With a new school year underway, it’s important to make sure students, faculty and staff are protected in the event of a fire emergency. All it takes is 90 seconds for a small flame to become completely out of control and turn into a major fire. Not to mention, smoke travels up to 120-420 feet per minute under fire conditions.
Both fire and smoke can spread quickly, and it is crucial to make sure that your facility is prepared, especially in areas that are hidden. Having properly installed and working dampers is just one of the many ways to protect your building and all its occupants during a fire. There are three different types of dampers: fire damper, smoke damper, and combination damper.
Fire dampers prevent the spread of fire within the ductwork through fire-resistance rated walls and floors. For example, when the temperature rises the fusible link melts, which shuts the damper and prevents the spread of flames. Fire damper deficiencies include:
- Screw in track
- Linkage out of alignment or broken
- Bound in tracks (racking)
- Damper rusted
- Damper propped open
Smoke dampers are designed to resist the passage of air and smoke within the ductwork. A smoke detector, which is located inside the duct will send a signal to the smoke damper when smoke is detected. The smoke damper will then be shut by the actuator that is attached to the damper. Smoke damper deficiencies include:
- No Air to Actuator
- No Airline to Actuator
- Not Enough Air to Actuator
- No Power to Actuator
- No Power Wired to Actuator
Combination dampers, which are both a fire and a smoke damper in one, are used in areas of the ductwork where both fire and smoke barriers are located to prevent the spread of both fire and smoke.

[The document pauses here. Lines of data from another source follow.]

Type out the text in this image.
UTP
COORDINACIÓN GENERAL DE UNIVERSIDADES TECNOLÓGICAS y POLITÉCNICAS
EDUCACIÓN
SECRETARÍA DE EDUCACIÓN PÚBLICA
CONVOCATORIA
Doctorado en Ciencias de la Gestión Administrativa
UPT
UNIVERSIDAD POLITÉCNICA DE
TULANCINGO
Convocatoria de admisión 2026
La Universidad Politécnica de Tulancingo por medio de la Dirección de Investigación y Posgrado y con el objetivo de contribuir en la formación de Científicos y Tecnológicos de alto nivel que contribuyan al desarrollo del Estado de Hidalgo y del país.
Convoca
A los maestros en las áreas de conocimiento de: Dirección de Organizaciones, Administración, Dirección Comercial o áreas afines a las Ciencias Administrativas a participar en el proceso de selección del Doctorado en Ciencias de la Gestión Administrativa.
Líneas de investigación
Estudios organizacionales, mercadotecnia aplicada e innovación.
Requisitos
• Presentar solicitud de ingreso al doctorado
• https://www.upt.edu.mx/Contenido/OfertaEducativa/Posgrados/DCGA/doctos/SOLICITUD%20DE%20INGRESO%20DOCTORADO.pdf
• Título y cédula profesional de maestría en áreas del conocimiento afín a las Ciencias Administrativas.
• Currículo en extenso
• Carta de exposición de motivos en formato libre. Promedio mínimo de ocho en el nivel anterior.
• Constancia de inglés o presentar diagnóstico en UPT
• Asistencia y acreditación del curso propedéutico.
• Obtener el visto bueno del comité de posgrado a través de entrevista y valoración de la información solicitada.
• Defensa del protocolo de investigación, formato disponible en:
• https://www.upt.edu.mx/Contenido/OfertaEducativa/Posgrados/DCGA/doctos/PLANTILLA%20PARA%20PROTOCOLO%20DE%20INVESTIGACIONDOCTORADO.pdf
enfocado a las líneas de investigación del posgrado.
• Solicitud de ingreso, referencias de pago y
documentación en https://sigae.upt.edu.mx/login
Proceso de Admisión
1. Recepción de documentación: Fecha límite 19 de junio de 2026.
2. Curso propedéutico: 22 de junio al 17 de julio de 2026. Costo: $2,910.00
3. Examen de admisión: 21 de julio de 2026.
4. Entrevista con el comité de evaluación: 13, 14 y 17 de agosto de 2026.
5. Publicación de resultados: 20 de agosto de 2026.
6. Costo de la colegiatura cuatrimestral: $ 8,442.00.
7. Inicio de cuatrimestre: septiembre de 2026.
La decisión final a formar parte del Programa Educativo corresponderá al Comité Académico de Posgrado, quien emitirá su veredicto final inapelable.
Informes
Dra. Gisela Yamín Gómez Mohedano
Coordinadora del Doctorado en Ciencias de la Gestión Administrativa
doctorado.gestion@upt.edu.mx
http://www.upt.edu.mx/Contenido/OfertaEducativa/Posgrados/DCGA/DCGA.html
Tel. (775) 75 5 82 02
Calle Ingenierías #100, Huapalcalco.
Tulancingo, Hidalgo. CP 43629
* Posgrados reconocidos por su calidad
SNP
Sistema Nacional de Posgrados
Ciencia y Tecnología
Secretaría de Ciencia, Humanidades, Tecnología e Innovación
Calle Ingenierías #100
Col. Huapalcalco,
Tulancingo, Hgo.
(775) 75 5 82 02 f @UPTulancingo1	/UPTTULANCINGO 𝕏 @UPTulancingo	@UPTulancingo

Dampers are a key component to a building’s overall fire and life safety plan. They help prevent the spread of fire and smoke by blocking access through the facility’s ventilation system. However, this means dampers are hidden from view, which means they are less likely to be though about. Dampers also have a tendency to frequently fail, which is why they must be maintained on a routine basis. According to the National Fire Protection Association (NFPA) 90A and 105 state, “Each damper shall be tested and inspected one year after installation” and “The test and inspection frequency shall then be every 4 years”.